Por exemplo, uma víbora tropical da Amazônia, a fer-de-lance (Bothrops asper), inspirou a descoberta de inibidores da enzima conversora de angiotensina (ECA), que prolongaram a vida de milhões de pessoas ao controlar a pressão arterial. O curare – um relaxante muscular usado em cirurgias – ainda é colhido diretamente na Amazônia. “Ninguém nunca pensa em descobrir de onde vem tudo isso.

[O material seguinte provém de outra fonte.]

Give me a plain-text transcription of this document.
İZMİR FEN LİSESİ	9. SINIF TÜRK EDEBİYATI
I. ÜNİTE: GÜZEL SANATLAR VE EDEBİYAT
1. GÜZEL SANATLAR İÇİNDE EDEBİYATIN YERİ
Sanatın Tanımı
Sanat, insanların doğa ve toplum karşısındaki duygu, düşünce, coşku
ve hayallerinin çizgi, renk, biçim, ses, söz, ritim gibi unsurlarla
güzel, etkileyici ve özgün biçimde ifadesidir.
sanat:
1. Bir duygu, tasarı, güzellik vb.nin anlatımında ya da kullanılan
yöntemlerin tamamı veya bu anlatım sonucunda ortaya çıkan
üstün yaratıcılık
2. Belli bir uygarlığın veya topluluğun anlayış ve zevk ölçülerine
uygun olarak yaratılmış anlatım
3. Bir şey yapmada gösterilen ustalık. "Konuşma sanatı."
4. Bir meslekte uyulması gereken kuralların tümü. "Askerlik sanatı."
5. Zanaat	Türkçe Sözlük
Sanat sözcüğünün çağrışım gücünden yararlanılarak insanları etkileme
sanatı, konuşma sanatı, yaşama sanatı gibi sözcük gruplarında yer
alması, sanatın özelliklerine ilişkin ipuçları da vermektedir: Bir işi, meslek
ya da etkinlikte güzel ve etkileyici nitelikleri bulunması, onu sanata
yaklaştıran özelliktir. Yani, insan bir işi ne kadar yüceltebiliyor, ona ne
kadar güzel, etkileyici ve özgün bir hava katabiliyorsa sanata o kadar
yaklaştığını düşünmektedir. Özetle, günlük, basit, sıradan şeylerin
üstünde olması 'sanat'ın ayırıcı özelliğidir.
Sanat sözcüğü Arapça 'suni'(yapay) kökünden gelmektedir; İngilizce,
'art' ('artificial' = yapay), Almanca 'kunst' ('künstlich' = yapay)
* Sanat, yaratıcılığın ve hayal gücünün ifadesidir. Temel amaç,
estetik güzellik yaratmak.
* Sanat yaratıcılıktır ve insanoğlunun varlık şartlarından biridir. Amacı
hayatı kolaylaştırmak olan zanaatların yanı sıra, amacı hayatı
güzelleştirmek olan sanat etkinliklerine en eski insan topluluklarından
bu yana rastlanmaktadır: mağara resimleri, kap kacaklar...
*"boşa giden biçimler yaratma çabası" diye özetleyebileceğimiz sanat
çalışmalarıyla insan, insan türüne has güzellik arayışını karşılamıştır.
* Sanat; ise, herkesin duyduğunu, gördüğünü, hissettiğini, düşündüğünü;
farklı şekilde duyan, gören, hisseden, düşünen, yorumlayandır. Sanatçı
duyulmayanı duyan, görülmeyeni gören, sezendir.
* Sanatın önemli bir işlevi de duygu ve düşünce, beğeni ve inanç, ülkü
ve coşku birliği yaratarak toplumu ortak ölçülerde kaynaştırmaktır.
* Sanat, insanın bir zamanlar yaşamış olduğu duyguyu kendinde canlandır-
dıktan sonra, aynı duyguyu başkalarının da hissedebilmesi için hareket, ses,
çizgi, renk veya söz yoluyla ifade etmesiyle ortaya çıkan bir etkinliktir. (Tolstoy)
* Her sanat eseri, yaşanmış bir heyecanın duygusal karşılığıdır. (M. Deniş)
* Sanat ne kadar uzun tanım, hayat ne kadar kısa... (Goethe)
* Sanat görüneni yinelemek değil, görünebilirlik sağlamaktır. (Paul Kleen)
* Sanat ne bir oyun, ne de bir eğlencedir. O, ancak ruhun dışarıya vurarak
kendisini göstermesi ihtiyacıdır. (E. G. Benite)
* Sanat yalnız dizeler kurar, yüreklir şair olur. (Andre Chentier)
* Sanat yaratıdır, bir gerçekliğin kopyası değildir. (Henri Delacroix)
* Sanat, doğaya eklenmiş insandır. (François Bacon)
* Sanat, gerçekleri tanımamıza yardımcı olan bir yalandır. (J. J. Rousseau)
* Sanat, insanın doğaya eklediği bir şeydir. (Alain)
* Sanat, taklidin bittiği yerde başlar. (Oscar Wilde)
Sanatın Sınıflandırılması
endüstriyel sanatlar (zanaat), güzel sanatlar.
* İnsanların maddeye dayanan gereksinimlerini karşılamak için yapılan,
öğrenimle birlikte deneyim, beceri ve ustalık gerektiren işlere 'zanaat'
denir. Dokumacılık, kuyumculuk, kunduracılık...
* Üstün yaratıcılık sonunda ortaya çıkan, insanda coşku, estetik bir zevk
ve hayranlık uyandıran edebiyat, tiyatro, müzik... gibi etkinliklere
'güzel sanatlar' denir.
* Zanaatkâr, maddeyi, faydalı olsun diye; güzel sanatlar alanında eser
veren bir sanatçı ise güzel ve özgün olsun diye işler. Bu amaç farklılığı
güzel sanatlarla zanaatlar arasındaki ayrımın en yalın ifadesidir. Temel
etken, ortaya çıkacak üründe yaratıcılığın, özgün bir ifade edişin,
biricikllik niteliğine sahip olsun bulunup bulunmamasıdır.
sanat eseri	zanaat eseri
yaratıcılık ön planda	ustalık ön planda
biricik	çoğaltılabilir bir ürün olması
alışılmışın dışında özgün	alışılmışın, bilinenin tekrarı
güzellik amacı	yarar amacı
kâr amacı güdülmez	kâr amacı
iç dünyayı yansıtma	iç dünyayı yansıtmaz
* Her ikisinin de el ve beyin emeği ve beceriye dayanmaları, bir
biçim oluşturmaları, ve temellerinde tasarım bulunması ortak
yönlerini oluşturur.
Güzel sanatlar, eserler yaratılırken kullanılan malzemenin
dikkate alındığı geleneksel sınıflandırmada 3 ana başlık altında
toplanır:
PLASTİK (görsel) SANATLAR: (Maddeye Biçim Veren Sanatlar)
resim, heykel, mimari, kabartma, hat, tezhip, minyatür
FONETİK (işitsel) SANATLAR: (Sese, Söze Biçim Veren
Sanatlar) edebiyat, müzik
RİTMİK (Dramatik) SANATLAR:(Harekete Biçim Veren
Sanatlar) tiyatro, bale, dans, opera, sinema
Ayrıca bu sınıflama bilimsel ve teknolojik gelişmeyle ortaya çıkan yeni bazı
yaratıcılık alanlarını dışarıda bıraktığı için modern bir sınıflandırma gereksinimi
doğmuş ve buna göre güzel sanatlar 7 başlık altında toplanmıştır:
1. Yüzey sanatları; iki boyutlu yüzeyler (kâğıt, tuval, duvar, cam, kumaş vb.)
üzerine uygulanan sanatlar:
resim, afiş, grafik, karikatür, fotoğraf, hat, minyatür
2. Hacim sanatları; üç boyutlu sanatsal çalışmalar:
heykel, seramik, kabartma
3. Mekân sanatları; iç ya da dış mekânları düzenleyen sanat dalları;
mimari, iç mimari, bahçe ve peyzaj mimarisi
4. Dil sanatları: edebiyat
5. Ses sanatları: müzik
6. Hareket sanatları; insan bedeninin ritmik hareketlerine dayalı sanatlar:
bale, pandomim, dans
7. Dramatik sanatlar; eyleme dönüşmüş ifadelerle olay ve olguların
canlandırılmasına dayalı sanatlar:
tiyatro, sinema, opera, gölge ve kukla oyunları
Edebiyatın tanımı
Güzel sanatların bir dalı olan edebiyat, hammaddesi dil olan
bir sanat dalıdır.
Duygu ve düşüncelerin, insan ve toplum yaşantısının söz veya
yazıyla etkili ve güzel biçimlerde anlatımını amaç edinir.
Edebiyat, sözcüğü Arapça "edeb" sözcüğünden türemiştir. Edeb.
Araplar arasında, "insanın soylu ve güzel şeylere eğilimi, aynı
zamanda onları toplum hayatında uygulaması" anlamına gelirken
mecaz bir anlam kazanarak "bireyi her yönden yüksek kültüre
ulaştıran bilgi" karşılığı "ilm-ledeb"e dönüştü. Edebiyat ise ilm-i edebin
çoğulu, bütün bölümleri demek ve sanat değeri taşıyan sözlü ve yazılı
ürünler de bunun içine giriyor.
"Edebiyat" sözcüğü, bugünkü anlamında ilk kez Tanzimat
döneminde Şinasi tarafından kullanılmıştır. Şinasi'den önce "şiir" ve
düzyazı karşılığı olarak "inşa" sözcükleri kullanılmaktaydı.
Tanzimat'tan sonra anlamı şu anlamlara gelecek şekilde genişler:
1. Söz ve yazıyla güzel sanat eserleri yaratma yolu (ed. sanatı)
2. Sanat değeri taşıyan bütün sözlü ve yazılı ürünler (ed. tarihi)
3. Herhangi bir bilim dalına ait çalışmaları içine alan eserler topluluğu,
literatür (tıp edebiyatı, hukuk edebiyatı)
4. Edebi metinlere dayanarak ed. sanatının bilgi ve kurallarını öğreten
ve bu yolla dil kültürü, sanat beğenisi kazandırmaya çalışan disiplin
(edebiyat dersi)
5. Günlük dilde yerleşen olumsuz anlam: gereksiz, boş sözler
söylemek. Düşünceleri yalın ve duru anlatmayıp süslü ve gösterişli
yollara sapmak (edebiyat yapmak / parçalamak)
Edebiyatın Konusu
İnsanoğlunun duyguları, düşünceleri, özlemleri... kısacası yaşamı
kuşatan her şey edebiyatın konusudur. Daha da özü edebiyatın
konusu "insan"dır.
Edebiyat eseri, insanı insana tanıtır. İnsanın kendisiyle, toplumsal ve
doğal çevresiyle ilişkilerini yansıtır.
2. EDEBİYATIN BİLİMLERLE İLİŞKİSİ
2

E realmente vem do que todos os seres vivos são, que é se adaptar às várias condições em seu ambiente e resolver os desafios biológicos”, diz Lovejoy. “Quase todas as sociedades humanas valorizam as bibliotecas, mas nunca pensam na natureza como uma gigantesca biblioteca viva, que não apenas possui todas as informações e soluções acumuladas até o momento, mas também as novas que eles basicamente inventam diariamente.”

A seguradora Swiss Re estimou que mais da metade do PIB global – $ 42 trilhões (£ 32 trilhões) – depende de uma biodiversidade de alto funcionamento.

O Fórum Econômico Mundial lista a perda de biodiversidade como um dos cinco maiores riscos na próxima década e especialistas dizem que as instituições financeiras estão cada vez mais cientes de que a regulamentação da biodiversidade está chegando.

Já 17% da Amazônia foi desmatada e pesquisas sugerem que 20-25% de desmatamento acionaria o “ponto de inflexão” em que a floresta tropical iniciaria a transição para savana. Em geral, pensava-se que esse momento crucial levaria décadas, mas um artigo na revista “Nature Communications”, publicado no ano passado, sugeriu que 40% da floresta tropical existente já está à beira da transição. “Você pode realmente ver o início de um ponto de inflexão, não é um modelo teórico”, argumenta Lovejoy. Ele estima que temos cinco ou 10 anos para reverter o desmatamento. “Você vê mudanças nas espécies de árvores daquelas que são predominantemente adaptadas a condições muito úmidas para aquelas que são adaptadas a condições mais secas. Então, acho que está bem aqui e agora”, disse ele.